書換え文の各文に、どのカードから来た情報か印を付けると、制度語だけで構成された文を見つけられます。接続カードに「地域共創が重要」「社会的意義が高い」としか書けない場合は、成果の利用者、利用場面、残す手順まで具体化します。

核保全テストで最終確認する

  • 制度名を隠しても、中心問いが同じ文として読めるか。
  • 対象、比較、介入・観察が候補ごとに増減していないか。
  • 主要判定が、制度の評価語へ置き換わっていないか。
  • 完了条件が、実現時期の不明な遠景へ膨らんでいないか。
  • 強調点を削除しても、研究計画だけで実行可能性を説明できるか。

一つでも「いいえ」なら、強調点の変更ではなく研究計画の変更が起きています。

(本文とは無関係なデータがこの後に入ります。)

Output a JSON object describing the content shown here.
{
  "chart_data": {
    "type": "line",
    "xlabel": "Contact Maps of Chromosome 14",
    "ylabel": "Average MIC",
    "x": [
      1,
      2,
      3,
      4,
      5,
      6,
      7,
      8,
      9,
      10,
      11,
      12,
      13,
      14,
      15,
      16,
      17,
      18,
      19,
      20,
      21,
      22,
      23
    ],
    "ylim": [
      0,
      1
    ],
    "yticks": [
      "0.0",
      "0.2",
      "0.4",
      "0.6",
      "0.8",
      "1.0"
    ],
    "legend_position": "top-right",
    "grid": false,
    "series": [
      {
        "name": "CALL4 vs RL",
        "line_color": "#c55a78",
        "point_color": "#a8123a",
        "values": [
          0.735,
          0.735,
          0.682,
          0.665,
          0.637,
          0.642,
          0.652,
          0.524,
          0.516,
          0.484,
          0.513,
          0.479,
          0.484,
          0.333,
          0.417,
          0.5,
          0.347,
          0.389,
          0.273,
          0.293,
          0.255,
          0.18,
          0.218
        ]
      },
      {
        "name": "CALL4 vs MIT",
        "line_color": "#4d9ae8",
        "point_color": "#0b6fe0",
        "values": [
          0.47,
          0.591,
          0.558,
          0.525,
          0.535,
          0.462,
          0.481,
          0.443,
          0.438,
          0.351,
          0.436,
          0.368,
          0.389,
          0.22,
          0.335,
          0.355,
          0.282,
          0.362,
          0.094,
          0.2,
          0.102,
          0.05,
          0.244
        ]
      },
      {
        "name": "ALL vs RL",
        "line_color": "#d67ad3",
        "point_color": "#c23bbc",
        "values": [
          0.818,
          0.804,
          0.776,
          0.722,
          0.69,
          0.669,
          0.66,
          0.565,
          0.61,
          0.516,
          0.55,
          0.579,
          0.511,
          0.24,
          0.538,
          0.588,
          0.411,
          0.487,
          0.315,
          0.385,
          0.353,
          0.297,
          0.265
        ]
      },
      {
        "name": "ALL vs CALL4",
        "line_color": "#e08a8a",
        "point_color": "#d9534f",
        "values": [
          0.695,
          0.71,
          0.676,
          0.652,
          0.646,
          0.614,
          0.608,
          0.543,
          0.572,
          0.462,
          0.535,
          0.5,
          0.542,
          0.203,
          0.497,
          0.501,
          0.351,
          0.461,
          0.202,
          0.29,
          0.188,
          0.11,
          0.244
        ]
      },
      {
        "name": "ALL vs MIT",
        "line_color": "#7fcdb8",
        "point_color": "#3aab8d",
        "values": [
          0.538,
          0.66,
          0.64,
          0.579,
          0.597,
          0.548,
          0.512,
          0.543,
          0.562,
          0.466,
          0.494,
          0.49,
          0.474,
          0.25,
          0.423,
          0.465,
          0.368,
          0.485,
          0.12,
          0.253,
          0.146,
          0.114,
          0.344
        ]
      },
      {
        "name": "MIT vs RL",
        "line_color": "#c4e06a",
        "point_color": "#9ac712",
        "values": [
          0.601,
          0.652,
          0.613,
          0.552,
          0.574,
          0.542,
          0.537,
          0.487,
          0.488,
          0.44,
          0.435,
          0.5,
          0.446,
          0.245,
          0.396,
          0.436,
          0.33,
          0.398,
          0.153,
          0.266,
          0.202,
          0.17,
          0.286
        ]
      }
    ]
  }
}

変更自体が悪いのではありませんが、同じ研究を別制度へ出すという前提は外れます。予備データ、倫理、協力体制、経費を含めて新しい計画として点検します。

研究類型によって、固定する核の言葉を変える

五行の核カードは仮説検証型だけの道具ではありません。探索・記述研究なら「主要判定」を、収集範囲、分類基準、飽和や網羅性の到達条件として書きます。方法開発なら、入力、出力、比較対象、性能を採用する基準を固定します。工学的試作なら、完成する機能、使用条件、評価場面を固定します。制度の語に引かれて、探索研究へ無理に仮説を足したり、試作研究を社会実装完了まで膨らませたりしないためです。

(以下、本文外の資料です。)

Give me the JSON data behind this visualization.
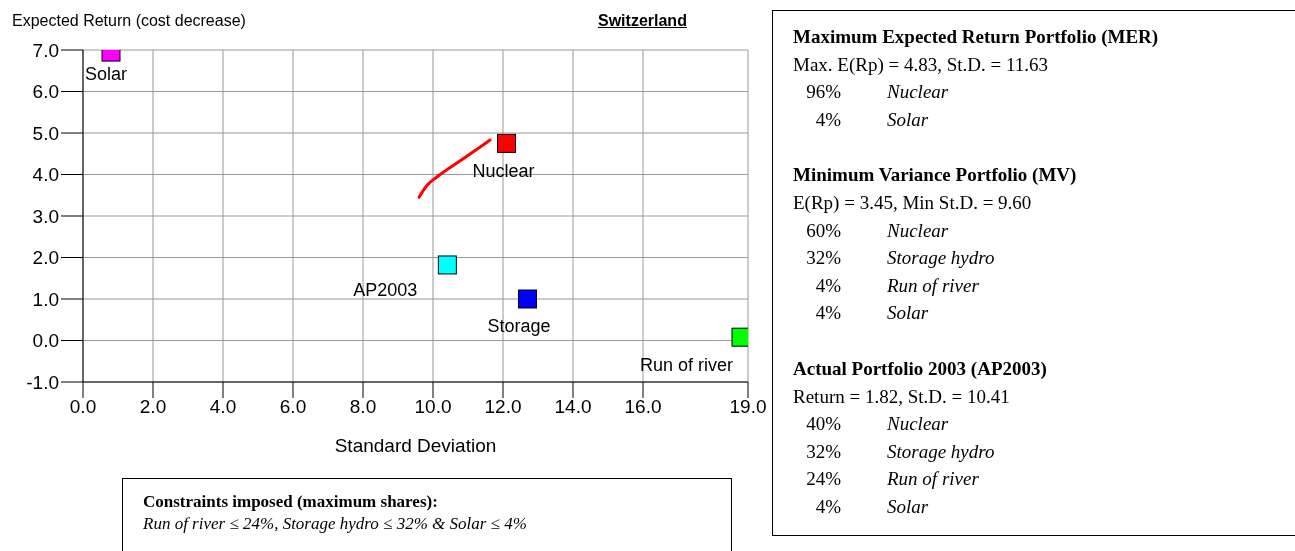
{
  "chart_data": {
    "type": "scatter",
    "title": "Switzerland",
    "xlabel": "Standard Deviation",
    "ylabel": "Expected Return (cost decrease)",
    "xlim": [
      0,
      19
    ],
    "ylim": [
      -1,
      7
    ],
    "xticks": [
      {
        "value": 0,
        "label": "0.0"
      },
      {
        "value": 2,
        "label": "2.0"
      },
      {
        "value": 4,
        "label": "4.0"
      },
      {
        "value": 6,
        "label": "6.0"
      },
      {
        "value": 8,
        "label": "8.0"
      },
      {
        "value": 10,
        "label": "10.0"
      },
      {
        "value": 12,
        "label": "12.0"
      },
      {
        "value": 14,
        "label": "14.0"
      },
      {
        "value": 16,
        "label": "16.0"
      },
      {
        "value": 19,
        "label": "19.0"
      }
    ],
    "yticks": [
      {
        "value": -1,
        "label": "-1.0"
      },
      {
        "value": 0,
        "label": "0.0"
      },
      {
        "value": 1,
        "label": "1.0"
      },
      {
        "value": 2,
        "label": "2.0"
      },
      {
        "value": 3,
        "label": "3.0"
      },
      {
        "value": 4,
        "label": "4.0"
      },
      {
        "value": 5,
        "label": "5.0"
      },
      {
        "value": 6,
        "label": "6.0"
      },
      {
        "value": 7,
        "label": "7.0"
      }
    ],
    "grid": true,
    "marker": "square",
    "series": [
      {
        "name": "Solar",
        "color": "#ff00ff",
        "x": [
          0.8
        ],
        "values": [
          6.95
        ]
      },
      {
        "name": "Nuclear",
        "color": "#ff0000",
        "x": [
          12.1
        ],
        "values": [
          4.75
        ]
      },
      {
        "name": "AP2003",
        "color": "#00ffff",
        "x": [
          10.41
        ],
        "values": [
          1.82
        ]
      },
      {
        "name": "Storage",
        "color": "#0000ff",
        "x": [
          12.7
        ],
        "values": [
          1.0
        ]
      },
      {
        "name": "Run of river",
        "color": "#00ff00",
        "x": [
          18.8
        ],
        "values": [
          0.08
        ]
      },
      {
        "type": "line",
        "color": "#ff0000",
        "marker": "none",
        "x": [
          9.6,
          9.83,
          10.11,
          10.81,
          11.63
        ],
        "values": [
          3.45,
          3.74,
          3.94,
          4.35,
          4.83
        ]
      }
    ],
    "annotations": [
      "Maximum Expected Return Portfolio (MER)",
      "Max. E(Rp) = 4.83,  St.D. = 11.63",
      "96% Nuclear",
      "4% Solar",
      "Minimum Variance Portfolio (MV)",
      "E(Rp) = 3.45, Min St.D. = 9.60",
      "60% Nuclear",
      "32% Storage hydro",
      "4% Run of river",
      "4% Solar",
      "Actual Portfolio 2003 (AP2003)",
      "Return = 1.82, St.D. = 10.41",
      "40% Nuclear",
      "32% Storage hydro",
      "24% Run of river",
      "4% Solar",
      "Constraints imposed (maximum shares):",
      "Run of river ≤ 24%, Storage hydro ≤ 32% & Solar ≤ 4%"
    ]
  }
}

今回の架空介入例では、効果量だけでなく実施不能の理由と運用条件が核に含まれています。社会実装型の制度へ出すから後から足したのではなく、介入がどの条件で機能するかという中心問いに必要だから固定されています。何を核へ含めるかは制度ではなく、研究を完了したと言える判定から決めます。

強調点を足す位置は三か所に限定する

原稿全体へ制度語を散らすと、どこが研究計画でどこが制度適合の説明か分からなくなります。強調点を足す位置は、冒頭の問題設定、目的直後の制度との接続、到達点後の利用経路に限定します。方法節では、制度に必要な協働体制や成果運用が研究実施に不可欠な場合だけ具体化し、飾りとして共同者や活動を追加しません。

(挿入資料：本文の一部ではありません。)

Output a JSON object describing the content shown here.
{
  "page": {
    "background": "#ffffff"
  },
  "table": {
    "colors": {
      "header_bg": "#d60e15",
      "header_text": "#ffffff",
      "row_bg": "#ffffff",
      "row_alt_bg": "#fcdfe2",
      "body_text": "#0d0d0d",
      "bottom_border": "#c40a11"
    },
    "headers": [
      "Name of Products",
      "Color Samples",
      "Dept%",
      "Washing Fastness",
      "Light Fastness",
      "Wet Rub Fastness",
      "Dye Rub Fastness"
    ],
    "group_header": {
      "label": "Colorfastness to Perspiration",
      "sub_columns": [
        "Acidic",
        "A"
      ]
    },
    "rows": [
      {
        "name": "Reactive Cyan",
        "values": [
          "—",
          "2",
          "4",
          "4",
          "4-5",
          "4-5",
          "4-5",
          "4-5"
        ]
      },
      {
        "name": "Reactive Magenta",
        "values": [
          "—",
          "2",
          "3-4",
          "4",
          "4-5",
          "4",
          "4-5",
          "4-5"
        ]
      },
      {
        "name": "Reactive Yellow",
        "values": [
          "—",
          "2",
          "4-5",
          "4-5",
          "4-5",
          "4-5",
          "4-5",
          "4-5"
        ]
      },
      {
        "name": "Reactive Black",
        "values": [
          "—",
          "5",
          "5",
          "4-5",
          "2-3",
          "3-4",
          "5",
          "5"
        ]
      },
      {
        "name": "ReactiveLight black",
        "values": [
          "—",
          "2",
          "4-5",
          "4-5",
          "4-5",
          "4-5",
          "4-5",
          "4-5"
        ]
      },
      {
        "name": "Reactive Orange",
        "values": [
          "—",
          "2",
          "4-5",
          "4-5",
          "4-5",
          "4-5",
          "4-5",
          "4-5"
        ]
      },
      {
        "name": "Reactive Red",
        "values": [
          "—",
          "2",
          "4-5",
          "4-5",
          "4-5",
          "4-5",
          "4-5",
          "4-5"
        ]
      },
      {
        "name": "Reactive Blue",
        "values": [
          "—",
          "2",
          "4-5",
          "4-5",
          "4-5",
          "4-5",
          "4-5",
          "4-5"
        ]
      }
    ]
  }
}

接続文の点検:この文を削除しても研究の問い・方法・判定が成立するなら強調点である。削除すると研究対象や完了条件が変わるなら、それは核であり、制度ごとに差し替えてはいけない。

そのまま使える条件別の記入型

本研究の核は【問い】を、【対象・比較】と【核心操作】により判定し、【完了条件】まで到達することである。本制度では【制度が支援する価値】が重視されるため、【核に既に含まれる成果・体制】を前面に置く。具体的には【利用者または評価者】が【成果物】を用いて【次の判断・運用】を行える状態を期間内に残す。なお、【核に含まれない遠景】は本研究の直接成果とせず、成果成立後の展開として位置づける。

完成するのは、制度名の差で揺れない五行の核カードと、制度目的に応じた三種類の強調文です。候補を選ぶ作業は比較表へ戻し、ここでは選択済みの制度へ研究を正確に渡すことに集中します。